Who has the best line of BS?

September 14, 2012
Flic-en-Flac, Mauritius

Have you ever noticed how it seems like the public can only handle one major issue at a time?

Ten years ago it was terrorism. Then it became the war in Iraq. Then anthropogenic climate change became all the buzz. Then gas prices went through the roof and people forgot all about the environment.

For the past few years, it’s been the ‘global financial crisis,’ or as I prefer to call it, the end of the grand fiat experiment.

The market, likewise, has an equally limited attention span, and investors seem capable of focusing on only one crisis at a time. For the past few years since the euro crisis broke, attention has shifted regularly… primarily between fiscal woes in Europe, and fiscal woes in the United States.

This cycle has repeated itself with a period of 6-12 months, oscillating between euro fear and dollar fear. The headlines support this. The entire summer was dominated by catastrophic predictions about Europe, and insipid hope that the US economy was recovering, albeit slowly.

Now, with the German Constitutional Court having fully confirmed that the ECB will fight ‘to the last Germany taxpayer’ (in the words of Nigel Farage), and Mr. Bernanke having engaged in QE3, it seems the market’s attention has flipped once again: Europe is fixed, and the US is screwed.

In the last few weeks we’ve seen the euro shoot up over 4% against the dollar and US treasury yields rise, indicating a great shift of capital across the Atlantic. The market has spoken: the coast is clear in Europe. For now.

No doubt, the market’s premise here is fatally flawed.

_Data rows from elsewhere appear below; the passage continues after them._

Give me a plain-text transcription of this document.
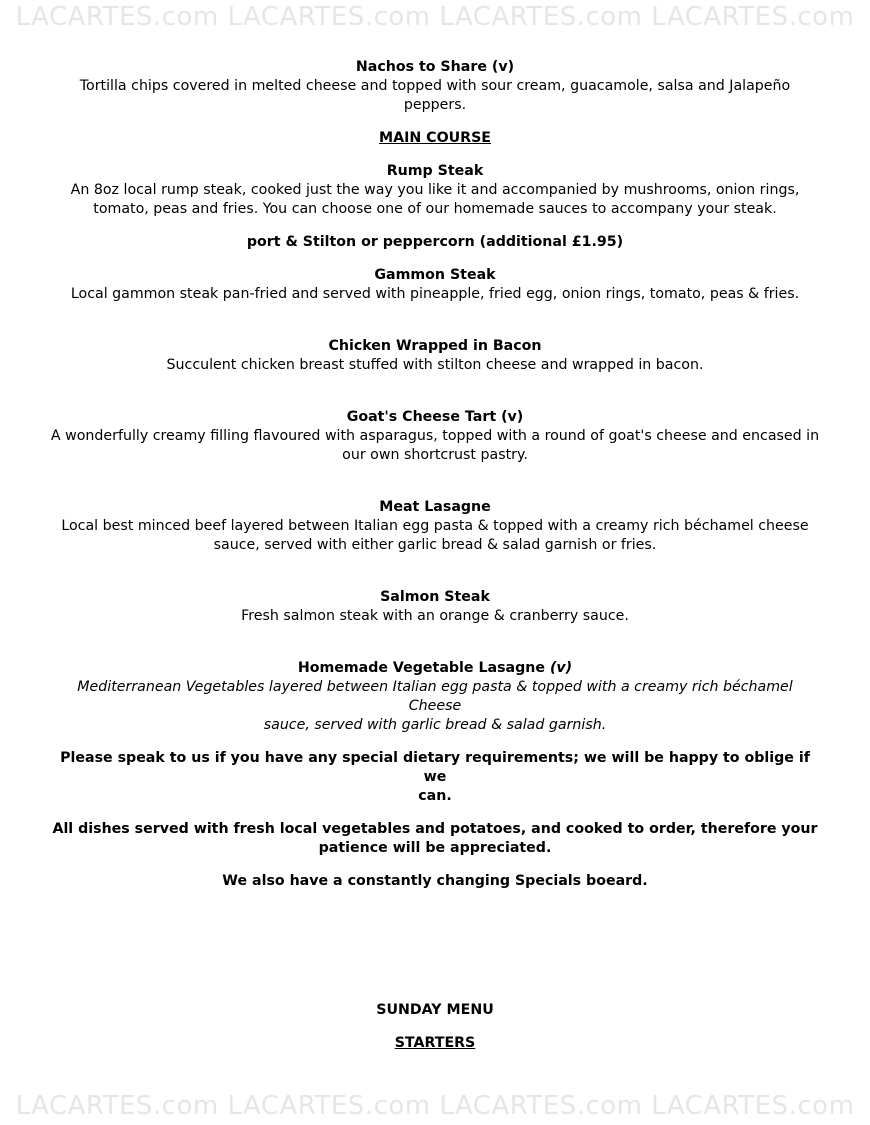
LACARTES.com LACARTES.com LACARTES.com LACARTES.com
Nachos to Share (v)
Tortilla chips covered in melted cheese and topped with sour cream, guacamole, salsa and Jalapeño peppers.
MAIN COURSE
Rump Steak
An 8oz local rump steak, cooked just the way you like it and accompanied by mushrooms, onion rings,
tomato, peas and fries. You can choose one of our homemade sauces to accompany your steak.
port & Stilton or peppercorn (additional £1.95)
Gammon Steak
Local gammon steak pan-fried and served with pineapple, fried egg, onion rings, tomato, peas & fries.
Chicken Wrapped in Bacon
Succulent chicken breast stuffed with stilton cheese and wrapped in bacon.
Goat's Cheese Tart (v)
A wonderfully creamy filling flavoured with asparagus, topped with a round of goat's cheese and encased in
our own shortcrust pastry.
Meat Lasagne
Local best minced beef layered between Italian egg pasta & topped with a creamy rich béchamel cheese
sauce, served with either garlic bread & salad garnish or fries.
Salmon Steak
Fresh salmon steak with an orange & cranberry sauce.
Homemade Vegetable Lasagne (v)
Mediterranean Vegetables layered between Italian egg pasta & topped with a creamy rich béchamel Cheese
sauce, served with garlic bread & salad garnish.
Please speak to us if you have any special dietary requirements; we will be happy to oblige if we
can.
All dishes served with fresh local vegetables and potatoes, and cooked to order, therefore your
patience will be appreciated.
We also have a constantly changing Specials boeard.
SUNDAY MENU
STARTERS
LACARTES.com LACARTES.com LACARTES.com LACARTES.com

Both of these currencies have deep, fundamental, inescapable weaknesses, underpinned by huge debts and intellectually reprehensible economic theories.

Even a child knows that you do not create wealth by printing money. You do not create jobs by printing money. This is not the path to prosperity.

In the case of the dollar, the market is taking its cues from one man– Ben Bernanke. And in the case of the euro, for the most part, the market is taking its cues from ECB president Mario Draghi.

In other words, the fate of trillions of dollars worth of global capital flows which affect exchange rates, interest rates, derivatives, commodity prices, and people’s livelihoods around the world, fundamentally comes down to which one of these two guys has the best line of BS to sell the market.

This is a completely absurd system. And I’m convinced that at some point in the hopefully near future, people will look back and wonder how we could have allowed ourselves to be defrauded like this.

In the meantime, while the big institutions that have to manage hundreds of billions of dollars are trapped within this financial system, you and I can opt out of it. All we have to do is take those silly pieces of paper and trade them for something real like gold and silver.